Authors:
Gabriele Martino
1
;
Federico Galatolo
1
;
Mario Cimino
1
and
Christian Callegari
2
Affiliations:
1
Dept. Information Engineering, University of Pisa, L.go Lazzarino 1, 56122, Pisa, Italy
;
2
Quantavis s.r.l., L.go Spadoni, 56126 Pisa, Italy
Keyword(s):
POS Malware, RAM Scraper, Anomaly Detection, Malware Traffic Data, Self-Attention, Transformer.
Abstract:
In recent years, electronic payment through Point-of-Sale (POS) systems has become popular. For this reason, POS devices are becoming more targeted by cyber attacks. In particular, RAM scraping malware is the most dangerous threat: the card data is extracted from the process memory, during the transaction and before the encryption, and sent to the attacker.
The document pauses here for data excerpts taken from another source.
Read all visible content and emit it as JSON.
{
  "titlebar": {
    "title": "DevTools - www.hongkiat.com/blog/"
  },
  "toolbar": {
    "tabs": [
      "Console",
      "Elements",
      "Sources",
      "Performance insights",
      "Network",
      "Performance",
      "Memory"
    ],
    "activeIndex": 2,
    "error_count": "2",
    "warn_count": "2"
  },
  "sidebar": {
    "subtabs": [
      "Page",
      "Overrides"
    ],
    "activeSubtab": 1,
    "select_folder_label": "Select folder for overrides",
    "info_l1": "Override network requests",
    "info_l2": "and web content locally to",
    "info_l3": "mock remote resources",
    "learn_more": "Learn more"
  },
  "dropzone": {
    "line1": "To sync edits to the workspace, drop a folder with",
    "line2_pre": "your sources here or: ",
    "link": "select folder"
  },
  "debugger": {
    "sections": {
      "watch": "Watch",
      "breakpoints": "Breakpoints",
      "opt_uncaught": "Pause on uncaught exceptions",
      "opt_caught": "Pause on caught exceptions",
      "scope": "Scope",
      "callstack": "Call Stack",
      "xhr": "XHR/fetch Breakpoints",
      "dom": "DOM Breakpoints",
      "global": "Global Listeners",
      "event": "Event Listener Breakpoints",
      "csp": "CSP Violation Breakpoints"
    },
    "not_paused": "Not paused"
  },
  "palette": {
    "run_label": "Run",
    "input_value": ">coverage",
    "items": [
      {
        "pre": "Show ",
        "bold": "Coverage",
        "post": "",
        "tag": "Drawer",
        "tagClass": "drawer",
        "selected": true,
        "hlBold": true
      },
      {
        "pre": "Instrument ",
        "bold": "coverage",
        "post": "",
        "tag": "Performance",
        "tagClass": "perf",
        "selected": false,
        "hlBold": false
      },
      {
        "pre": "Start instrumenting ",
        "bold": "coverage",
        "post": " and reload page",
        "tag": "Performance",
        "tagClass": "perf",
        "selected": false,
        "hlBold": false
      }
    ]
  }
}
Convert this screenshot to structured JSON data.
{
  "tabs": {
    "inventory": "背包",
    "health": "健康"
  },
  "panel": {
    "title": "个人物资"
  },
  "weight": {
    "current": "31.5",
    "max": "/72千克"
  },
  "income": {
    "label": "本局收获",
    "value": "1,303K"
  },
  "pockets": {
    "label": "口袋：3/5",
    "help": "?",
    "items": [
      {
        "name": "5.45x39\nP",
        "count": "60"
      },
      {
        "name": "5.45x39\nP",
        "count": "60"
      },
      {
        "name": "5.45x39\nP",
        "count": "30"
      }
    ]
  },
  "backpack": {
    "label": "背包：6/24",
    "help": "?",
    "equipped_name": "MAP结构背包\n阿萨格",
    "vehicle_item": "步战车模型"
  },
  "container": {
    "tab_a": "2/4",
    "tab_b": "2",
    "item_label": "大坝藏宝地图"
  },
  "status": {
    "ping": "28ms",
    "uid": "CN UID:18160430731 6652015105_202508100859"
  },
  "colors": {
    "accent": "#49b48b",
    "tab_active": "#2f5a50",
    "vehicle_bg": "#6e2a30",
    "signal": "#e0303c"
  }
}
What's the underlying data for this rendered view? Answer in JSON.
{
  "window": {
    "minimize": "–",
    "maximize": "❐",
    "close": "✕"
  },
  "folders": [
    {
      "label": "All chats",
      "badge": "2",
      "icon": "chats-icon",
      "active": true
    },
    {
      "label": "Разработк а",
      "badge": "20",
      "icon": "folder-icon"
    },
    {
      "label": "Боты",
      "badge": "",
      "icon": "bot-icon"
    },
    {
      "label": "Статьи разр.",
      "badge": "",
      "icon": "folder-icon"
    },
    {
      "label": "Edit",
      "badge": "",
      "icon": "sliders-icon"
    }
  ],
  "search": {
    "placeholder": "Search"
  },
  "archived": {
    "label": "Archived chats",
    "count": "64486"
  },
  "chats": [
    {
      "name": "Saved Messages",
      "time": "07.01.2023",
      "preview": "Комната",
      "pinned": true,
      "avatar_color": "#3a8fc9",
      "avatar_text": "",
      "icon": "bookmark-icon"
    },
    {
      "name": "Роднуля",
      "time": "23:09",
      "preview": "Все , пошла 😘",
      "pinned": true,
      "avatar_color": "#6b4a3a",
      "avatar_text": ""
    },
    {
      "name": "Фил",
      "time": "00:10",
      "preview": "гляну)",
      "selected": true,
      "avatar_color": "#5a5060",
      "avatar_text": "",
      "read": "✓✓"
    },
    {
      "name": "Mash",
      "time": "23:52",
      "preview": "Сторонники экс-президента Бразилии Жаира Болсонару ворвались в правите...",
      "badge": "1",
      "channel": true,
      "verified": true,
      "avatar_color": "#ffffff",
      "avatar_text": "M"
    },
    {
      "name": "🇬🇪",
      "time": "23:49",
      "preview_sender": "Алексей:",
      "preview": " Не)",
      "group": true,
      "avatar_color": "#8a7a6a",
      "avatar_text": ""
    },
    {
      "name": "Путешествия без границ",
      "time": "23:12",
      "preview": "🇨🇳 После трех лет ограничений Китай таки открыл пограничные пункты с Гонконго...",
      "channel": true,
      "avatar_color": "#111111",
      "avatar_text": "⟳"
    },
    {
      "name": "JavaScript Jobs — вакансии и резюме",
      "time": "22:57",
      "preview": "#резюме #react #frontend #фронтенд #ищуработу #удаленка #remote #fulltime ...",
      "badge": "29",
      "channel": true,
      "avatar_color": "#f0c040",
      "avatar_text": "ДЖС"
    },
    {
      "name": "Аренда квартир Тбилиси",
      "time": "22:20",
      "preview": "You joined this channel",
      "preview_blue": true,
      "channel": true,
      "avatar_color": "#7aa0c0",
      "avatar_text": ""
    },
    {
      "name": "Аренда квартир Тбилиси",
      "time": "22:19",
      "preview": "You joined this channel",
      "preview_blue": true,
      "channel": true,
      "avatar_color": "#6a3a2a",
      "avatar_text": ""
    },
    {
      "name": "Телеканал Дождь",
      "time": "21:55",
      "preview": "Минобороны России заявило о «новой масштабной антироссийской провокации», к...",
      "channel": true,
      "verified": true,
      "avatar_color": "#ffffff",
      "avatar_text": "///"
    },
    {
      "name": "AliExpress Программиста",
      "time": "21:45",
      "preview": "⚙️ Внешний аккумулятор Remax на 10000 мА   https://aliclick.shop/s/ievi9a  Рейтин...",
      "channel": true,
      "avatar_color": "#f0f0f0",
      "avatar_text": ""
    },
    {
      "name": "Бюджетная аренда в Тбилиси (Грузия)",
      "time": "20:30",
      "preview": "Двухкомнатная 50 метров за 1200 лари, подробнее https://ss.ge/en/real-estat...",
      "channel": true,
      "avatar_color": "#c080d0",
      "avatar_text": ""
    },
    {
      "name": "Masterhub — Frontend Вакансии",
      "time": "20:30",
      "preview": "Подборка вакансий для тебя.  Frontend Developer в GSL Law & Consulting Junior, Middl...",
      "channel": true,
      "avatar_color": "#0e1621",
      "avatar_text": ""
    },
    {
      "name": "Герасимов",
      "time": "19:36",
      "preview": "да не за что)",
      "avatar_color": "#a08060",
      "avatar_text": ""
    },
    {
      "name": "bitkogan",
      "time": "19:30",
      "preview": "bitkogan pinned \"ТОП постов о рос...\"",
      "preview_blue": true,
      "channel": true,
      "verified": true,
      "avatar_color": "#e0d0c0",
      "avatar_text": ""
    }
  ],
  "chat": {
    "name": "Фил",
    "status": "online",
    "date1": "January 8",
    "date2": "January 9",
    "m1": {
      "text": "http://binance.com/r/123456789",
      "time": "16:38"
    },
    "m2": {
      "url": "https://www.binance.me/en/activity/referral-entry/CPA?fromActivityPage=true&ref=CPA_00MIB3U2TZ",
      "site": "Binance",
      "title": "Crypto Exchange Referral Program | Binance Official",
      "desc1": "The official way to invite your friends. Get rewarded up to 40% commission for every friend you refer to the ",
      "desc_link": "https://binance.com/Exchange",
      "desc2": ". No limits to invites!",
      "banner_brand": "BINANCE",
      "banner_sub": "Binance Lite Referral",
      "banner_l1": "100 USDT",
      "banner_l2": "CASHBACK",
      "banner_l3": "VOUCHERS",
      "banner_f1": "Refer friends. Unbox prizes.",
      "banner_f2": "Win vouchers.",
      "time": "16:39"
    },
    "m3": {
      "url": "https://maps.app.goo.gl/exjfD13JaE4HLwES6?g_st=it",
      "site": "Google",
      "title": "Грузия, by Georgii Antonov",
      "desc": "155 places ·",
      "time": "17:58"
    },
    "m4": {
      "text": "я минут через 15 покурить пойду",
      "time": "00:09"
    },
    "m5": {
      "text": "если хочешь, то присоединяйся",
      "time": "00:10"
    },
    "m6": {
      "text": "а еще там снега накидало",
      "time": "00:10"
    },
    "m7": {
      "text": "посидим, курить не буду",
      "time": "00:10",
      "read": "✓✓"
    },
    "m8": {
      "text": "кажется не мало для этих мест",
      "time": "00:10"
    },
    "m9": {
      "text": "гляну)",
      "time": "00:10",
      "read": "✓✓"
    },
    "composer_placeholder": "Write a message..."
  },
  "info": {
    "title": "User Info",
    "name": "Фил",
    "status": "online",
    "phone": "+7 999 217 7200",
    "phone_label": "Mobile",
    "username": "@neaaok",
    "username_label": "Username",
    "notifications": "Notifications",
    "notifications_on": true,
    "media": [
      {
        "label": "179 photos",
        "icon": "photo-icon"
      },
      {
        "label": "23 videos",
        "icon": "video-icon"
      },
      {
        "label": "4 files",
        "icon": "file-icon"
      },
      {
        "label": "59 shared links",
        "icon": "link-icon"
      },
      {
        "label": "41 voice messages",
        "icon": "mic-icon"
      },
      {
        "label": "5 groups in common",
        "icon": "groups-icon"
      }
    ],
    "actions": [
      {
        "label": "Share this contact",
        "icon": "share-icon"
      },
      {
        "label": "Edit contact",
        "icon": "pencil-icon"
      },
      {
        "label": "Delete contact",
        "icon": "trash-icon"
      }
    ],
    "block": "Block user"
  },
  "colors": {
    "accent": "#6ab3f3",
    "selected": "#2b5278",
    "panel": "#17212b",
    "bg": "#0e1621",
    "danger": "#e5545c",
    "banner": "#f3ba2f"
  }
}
This paper focuses on the possibility to detect this kind of malware through anomaly detection based on Deep Learning with attention, using the network traffic with data exfiltration occurrences. To show the effectiveness of the proposed approach, real POS transaction traffic has been used, together with real malware traffic extracted from a collection of RAM scrapers. Early results show the high potential of the proposed approach, encouraging further comparative research. To foster further development, the data and source code have been publicly released.